You remember this moment. You remember when your child was so sick, and you didn’t know why. Then you remember when you told your child they would have to take medicine for the rest of their life. You remember the first time they told you they didn’t want to be diabetic anymore. You remember the first time you told them that taking their pump supplies with them was not anything to be embarrassed about. And if some asked or laughed about it, educate them — don’t brush it off.
Many people may feel like it’s no one’s business to know our medical journey; or that no one wants to know what is happening with the trials and tribulations of teaching your eight year old how to count carbs; or how heart-breaking it can feel to have to pull your child away from the fun of a birthday party to check his sugar and give him insulin.
But those stories will matter to someone.
According to JDRF, 64,000 people are diagnosed with type 1 diabetes each year. Someone will need to know your story. I promise you.
So how can you share your story more? Social media is probably the easiest way. Share more about the daily routines. Share about the challenges. Let people in your social media world know about your life! Social media can be used as a powerful tool for connection if we allow it to be.
Talk about it in public. Logan is a talker, so I don’t have much to worry about asking him to explain it to people who asked questions, or even people who didn’t. He was going to tell them anyway. But when Logan was first diagnosed, I was able to be a reader for his kindergarten class and I read a book about diabetes. I was able to tell the kids, at a level that made sense to them, why Logan was leaving the classroom so much, or why he didn’t eat all the snacks that they did, or even why he had extra snacks.

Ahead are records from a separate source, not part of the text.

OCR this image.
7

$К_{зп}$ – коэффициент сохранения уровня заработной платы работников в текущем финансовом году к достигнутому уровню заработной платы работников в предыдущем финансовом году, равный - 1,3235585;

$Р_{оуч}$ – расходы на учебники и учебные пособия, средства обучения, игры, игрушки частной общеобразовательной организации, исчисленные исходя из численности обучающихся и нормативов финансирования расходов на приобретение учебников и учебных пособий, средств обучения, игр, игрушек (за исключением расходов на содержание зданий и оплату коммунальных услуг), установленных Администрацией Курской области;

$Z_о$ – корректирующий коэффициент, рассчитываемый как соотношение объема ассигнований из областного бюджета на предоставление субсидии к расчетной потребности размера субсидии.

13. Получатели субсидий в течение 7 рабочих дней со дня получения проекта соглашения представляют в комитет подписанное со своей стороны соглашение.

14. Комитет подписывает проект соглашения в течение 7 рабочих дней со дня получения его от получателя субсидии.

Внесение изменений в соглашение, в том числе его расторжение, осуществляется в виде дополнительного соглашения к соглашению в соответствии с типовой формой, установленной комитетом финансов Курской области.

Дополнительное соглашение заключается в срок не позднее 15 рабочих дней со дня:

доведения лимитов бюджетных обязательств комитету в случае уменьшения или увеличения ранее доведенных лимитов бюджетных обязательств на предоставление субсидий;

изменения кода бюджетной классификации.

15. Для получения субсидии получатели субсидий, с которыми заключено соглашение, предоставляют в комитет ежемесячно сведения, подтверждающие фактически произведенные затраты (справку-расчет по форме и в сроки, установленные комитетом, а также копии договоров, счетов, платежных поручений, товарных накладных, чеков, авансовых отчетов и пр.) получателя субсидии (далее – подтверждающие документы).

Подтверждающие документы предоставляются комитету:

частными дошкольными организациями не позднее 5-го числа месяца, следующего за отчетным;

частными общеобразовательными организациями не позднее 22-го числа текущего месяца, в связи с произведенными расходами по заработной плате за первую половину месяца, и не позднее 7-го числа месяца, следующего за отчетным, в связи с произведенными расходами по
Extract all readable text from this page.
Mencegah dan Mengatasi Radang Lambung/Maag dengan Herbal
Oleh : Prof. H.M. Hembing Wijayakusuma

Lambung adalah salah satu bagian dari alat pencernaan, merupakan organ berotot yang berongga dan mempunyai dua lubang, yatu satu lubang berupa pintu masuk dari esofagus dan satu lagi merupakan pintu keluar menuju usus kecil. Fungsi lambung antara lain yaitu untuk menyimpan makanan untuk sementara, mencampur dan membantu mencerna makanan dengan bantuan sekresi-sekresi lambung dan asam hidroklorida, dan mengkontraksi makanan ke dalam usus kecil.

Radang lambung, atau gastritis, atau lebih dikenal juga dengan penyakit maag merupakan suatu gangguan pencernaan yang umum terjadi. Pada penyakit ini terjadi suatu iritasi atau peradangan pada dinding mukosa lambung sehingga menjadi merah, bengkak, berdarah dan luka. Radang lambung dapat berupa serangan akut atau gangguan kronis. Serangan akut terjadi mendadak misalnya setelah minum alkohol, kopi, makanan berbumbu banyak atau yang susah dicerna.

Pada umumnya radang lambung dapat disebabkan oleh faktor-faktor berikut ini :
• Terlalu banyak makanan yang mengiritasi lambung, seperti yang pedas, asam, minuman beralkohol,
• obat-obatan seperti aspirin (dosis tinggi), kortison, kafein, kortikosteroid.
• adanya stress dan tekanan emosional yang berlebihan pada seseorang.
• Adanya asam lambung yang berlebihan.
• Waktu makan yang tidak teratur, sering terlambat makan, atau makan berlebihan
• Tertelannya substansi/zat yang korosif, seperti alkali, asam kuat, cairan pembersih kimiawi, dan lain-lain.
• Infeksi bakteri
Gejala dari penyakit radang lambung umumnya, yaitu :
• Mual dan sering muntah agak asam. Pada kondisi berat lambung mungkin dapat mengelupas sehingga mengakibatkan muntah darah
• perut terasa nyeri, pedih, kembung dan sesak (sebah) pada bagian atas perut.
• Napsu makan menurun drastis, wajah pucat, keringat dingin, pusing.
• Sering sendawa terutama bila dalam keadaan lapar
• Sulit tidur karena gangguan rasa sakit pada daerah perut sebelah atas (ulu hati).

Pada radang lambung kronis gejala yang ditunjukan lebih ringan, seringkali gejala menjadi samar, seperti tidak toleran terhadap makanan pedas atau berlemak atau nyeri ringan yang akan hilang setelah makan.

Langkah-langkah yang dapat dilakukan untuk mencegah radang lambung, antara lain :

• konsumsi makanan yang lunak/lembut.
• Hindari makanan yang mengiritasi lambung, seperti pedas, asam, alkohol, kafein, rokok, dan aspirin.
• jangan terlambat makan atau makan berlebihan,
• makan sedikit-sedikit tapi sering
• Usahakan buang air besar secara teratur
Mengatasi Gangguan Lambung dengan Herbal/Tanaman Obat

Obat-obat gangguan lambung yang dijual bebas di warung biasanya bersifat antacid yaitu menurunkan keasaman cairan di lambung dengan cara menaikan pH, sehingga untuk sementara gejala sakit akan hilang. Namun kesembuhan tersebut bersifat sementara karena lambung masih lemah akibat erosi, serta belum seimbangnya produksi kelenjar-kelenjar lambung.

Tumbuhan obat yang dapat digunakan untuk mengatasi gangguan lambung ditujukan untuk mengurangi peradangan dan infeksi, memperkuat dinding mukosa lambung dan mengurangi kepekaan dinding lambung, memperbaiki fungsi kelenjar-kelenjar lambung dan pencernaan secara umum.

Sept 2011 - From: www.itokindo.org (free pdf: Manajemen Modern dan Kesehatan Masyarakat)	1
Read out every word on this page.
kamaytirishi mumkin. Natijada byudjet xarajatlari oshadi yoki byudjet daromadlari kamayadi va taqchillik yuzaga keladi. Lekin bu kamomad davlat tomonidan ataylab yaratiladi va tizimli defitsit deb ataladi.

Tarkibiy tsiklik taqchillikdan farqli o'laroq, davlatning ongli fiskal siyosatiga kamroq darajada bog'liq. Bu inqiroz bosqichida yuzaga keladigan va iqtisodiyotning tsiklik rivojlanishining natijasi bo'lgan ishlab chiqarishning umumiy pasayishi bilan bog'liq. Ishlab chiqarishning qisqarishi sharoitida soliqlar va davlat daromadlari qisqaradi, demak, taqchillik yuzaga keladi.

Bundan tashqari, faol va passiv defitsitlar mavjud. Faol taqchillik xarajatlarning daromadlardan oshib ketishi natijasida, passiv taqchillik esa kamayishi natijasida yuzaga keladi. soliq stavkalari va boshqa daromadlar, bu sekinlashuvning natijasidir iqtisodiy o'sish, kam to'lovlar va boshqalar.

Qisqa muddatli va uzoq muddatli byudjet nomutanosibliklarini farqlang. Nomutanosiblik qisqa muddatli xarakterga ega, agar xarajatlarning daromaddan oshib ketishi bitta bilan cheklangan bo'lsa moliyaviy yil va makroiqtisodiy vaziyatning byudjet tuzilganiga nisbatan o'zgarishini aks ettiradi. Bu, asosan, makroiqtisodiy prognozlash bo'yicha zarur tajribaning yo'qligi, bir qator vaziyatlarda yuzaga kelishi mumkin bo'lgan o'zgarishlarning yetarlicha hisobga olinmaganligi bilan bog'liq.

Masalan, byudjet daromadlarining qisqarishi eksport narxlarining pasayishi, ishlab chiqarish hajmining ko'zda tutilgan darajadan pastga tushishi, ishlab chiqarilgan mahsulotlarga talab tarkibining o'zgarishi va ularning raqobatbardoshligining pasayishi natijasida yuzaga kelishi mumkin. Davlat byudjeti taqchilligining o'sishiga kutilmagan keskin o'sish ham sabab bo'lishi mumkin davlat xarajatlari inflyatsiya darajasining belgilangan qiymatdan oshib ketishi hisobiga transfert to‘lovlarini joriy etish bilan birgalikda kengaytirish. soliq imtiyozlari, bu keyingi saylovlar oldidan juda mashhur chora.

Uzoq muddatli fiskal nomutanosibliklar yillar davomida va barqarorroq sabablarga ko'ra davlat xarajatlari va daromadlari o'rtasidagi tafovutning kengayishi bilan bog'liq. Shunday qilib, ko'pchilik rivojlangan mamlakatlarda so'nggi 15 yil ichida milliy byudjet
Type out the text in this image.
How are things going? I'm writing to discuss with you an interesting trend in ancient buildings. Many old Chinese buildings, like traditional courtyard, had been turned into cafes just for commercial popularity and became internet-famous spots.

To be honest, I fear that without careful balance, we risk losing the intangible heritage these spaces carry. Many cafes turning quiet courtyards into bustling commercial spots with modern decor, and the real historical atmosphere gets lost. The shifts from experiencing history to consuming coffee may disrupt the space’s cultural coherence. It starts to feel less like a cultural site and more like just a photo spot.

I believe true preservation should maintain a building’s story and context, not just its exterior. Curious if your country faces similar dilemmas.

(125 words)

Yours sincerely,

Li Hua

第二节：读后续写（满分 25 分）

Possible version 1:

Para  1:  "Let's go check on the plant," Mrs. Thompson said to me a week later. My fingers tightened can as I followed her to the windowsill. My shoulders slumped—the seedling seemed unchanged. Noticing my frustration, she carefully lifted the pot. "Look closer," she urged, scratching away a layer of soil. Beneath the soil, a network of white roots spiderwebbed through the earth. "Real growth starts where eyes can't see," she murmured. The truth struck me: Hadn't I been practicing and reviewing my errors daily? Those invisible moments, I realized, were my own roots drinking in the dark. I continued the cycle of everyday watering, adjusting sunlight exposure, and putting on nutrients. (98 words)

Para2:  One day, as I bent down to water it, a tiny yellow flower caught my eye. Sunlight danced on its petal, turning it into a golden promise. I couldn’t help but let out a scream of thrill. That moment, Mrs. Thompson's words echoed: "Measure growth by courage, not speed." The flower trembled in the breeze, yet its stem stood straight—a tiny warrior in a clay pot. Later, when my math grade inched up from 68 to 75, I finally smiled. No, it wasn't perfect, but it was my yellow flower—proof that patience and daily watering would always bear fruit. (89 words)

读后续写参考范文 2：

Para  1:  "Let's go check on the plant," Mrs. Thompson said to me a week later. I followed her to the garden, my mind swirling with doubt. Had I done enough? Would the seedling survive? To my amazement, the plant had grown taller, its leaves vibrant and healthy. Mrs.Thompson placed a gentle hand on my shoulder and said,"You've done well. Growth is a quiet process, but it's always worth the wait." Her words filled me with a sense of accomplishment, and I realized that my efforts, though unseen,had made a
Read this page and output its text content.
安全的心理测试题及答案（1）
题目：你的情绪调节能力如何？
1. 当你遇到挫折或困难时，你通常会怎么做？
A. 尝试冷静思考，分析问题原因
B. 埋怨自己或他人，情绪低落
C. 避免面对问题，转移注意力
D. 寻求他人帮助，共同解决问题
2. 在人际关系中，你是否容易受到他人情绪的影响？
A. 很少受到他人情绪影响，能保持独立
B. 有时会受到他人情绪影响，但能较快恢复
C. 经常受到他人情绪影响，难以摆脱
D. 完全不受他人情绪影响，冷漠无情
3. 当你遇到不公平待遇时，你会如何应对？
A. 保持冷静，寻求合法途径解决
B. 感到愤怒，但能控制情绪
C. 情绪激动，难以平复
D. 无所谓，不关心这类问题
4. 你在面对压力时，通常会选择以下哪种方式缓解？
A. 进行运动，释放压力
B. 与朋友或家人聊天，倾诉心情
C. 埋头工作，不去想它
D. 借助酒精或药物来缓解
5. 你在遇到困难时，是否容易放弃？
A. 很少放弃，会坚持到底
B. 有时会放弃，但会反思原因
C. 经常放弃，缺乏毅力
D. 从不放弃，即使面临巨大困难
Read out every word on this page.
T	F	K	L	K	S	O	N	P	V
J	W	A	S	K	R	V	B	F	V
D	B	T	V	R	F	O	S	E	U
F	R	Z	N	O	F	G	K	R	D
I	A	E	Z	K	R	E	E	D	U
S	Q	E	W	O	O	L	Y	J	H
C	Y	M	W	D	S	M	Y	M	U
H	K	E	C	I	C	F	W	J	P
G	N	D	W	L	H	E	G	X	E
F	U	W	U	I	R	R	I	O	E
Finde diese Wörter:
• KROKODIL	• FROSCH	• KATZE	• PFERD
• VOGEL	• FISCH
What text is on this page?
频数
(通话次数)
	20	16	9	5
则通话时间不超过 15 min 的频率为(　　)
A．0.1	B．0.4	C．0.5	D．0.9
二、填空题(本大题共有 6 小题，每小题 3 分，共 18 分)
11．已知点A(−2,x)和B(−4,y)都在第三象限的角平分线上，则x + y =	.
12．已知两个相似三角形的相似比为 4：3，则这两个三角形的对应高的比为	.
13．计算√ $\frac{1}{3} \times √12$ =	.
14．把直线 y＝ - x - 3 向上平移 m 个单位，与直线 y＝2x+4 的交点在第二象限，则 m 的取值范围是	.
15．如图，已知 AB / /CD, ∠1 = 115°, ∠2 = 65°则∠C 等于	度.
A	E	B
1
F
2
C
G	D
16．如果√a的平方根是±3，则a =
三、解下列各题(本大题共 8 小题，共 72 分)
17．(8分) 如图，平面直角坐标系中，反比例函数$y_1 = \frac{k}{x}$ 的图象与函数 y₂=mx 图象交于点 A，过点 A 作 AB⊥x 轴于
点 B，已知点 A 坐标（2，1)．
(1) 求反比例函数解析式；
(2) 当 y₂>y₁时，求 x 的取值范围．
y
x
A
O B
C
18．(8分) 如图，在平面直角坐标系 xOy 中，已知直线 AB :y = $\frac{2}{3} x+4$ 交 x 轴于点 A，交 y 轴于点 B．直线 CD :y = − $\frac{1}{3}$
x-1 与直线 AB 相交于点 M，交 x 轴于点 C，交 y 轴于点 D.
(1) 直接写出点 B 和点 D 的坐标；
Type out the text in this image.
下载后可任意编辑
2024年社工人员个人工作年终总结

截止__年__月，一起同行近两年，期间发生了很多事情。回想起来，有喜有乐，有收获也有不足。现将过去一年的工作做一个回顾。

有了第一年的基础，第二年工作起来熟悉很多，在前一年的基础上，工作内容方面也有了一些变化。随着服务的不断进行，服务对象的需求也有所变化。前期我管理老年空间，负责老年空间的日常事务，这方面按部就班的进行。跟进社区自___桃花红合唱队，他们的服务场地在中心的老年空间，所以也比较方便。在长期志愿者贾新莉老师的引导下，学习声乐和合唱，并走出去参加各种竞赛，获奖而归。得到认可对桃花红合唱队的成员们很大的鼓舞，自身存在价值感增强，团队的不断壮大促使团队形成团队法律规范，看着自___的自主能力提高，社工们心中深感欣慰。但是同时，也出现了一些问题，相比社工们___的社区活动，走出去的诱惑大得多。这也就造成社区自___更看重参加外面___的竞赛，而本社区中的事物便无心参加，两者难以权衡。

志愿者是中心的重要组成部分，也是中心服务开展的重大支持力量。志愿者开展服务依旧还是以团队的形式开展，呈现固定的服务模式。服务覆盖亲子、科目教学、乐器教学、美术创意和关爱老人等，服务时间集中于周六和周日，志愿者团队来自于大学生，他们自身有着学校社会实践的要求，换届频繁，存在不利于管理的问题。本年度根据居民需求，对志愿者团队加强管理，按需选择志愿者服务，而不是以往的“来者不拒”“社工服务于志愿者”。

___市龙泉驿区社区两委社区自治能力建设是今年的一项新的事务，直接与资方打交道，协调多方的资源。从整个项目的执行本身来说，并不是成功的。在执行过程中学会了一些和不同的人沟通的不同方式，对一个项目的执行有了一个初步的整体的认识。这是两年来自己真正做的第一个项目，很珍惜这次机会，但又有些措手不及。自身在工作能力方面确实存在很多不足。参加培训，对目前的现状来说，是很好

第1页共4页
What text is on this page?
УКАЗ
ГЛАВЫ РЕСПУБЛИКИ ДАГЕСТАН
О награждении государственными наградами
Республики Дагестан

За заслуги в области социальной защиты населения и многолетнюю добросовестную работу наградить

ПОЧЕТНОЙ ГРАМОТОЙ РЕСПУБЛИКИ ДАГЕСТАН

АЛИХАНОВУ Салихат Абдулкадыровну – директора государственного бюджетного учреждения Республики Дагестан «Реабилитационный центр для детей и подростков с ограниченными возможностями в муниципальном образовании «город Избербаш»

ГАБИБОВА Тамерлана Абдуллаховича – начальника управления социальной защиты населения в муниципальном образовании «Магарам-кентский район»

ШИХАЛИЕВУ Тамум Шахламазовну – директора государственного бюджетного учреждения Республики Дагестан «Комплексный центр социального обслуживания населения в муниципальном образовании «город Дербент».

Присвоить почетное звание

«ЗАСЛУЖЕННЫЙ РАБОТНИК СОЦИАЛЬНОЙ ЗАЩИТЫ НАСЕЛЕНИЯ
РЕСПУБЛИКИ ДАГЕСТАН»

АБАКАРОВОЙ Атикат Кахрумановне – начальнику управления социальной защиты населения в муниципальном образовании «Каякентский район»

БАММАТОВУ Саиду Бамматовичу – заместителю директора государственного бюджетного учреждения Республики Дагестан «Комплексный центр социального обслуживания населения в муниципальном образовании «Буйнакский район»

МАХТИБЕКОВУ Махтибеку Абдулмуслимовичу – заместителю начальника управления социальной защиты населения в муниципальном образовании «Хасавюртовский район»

And finally, genuinely connect with people. In our world today, we have almost swung to the side of being afraid to talk to new people. But if you take the time to connect with people and be interested in their story, there is a good chance they will talk to you about your story. When that happens, know that you could be serving an incredible need in their life by sharing openly and honestly about your life as a T1D family.
This journey of T1D can feel incredibly lonely if we let it be. We have a tremendous community with CODA and we want others to experience this if they need it! So, continue to be open about your life as a T1D family. Continue to be of service to others who need support and encouragement. You never know when a message will pop up that reminds you that you can never share too much.
In the end, no day is perfect. But that doesn’t mean it is all a loss. How will you find gratitude and joy in your day each day and share that with your child?